The Famine Irish


The Irish made up the largest number and were the most desperate of the immigrants. The potato was the basic crop or staple food of poor Irish farmers. It required little attention when growing, but did not store well and was vulnerable to diseases. In 1845-1846, a blight turned the potato crop into a mushy waste. The results were disastrous and deadly for teh starving population. A relief worker wrote in a letter:

"The population were like walking skeletons, the men stamped with the livid mark of hunger, the children crying with pain, the women were simply to weak to stand. All the sheep were gone, all the cows and chickens killed."

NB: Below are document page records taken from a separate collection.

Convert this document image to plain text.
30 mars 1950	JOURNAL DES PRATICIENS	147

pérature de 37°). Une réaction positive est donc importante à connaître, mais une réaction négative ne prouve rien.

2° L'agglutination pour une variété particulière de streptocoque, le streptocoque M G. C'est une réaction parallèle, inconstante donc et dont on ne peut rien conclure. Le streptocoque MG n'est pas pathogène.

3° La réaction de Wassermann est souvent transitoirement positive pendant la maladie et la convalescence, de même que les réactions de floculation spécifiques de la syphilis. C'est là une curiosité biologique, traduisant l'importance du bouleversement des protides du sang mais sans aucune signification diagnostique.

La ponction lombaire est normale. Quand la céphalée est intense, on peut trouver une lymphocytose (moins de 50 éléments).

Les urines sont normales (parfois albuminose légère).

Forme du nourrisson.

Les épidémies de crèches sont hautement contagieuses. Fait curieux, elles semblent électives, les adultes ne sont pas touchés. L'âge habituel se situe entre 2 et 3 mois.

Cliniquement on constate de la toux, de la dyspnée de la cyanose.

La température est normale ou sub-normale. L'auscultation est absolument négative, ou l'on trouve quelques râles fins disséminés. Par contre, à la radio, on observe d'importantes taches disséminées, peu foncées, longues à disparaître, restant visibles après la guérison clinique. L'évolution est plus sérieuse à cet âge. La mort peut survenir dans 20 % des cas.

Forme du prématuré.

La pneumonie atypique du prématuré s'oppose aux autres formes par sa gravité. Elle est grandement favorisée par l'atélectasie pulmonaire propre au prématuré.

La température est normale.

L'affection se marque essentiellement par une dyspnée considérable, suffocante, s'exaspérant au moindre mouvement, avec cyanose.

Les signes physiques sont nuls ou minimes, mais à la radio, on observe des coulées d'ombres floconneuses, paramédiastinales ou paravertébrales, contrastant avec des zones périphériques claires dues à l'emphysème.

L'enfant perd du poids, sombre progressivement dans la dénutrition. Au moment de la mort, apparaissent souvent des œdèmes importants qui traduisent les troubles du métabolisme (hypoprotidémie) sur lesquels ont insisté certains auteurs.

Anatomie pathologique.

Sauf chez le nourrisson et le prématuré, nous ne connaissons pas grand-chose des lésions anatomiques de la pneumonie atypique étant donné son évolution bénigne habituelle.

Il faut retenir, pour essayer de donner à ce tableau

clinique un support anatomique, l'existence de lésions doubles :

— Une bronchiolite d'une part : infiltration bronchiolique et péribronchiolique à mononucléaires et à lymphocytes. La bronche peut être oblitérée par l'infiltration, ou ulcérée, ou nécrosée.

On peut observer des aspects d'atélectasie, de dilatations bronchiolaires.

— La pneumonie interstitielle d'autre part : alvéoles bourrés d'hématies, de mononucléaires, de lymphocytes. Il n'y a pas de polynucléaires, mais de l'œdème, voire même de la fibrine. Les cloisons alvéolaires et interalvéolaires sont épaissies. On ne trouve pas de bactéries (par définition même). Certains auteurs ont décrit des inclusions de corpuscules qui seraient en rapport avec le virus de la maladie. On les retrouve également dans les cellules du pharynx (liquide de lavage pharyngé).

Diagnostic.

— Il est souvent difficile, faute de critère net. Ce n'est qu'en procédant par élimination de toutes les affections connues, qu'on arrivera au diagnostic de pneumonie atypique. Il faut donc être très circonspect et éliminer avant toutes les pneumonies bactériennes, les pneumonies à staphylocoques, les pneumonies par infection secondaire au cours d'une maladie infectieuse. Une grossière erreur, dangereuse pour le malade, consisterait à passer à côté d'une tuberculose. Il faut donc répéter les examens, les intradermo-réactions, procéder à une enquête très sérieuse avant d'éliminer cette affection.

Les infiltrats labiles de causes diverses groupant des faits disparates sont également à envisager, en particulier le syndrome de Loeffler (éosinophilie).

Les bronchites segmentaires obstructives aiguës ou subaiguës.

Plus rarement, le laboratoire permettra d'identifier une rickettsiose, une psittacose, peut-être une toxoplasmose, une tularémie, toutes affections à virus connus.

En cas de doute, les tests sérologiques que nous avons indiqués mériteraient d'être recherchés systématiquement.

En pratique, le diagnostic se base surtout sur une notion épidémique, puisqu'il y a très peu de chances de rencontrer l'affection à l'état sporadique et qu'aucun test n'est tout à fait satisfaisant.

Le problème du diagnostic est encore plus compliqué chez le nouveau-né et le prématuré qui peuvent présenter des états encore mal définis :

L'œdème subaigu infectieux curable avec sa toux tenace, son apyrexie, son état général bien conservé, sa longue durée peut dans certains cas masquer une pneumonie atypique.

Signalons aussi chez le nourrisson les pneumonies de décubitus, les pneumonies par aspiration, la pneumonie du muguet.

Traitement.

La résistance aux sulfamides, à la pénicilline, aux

The Potato famine and diseases like cholera and typhus turned villiges into ghost towns. Facing starvation and disease, the Irish who could raise the cost of the passage emigrated to North America. Many boarded shanty built ships and often over 500 people cramed themselves into these crummy ships for 9 weeks across the ocean. A government inquiry reported:

"There was only a passage of just less than a meter between their berth. The passengers were thus obliged to eat in their berths. In one were a man, his wife, his sister, and five children. In another were six full grown young women, whilst that abve them contained five men and the next eight men."

One journalist wrote:

"Hundreds of poor people, men, women and children huddled together, without light, without air,wallowing in filth, sick in body, dispirited in heart. Wasing was impossible and the voyage took three months."

After a long voyage, every ship had to stop at a quarantine station where passengers were checked for sickness. Immigrants who entered at Quebec City or Montreal had to stop at Grosse Ile near the mouth of the St. Lawrence. In may 1847 alone 36 ships with 13,000 passengers waited to be inspected by health inspectors. Of the 89,738 people that entered Quebec city in 1847, 5293 died in the passage and almost 5000 died waiting to be inspected by doctors.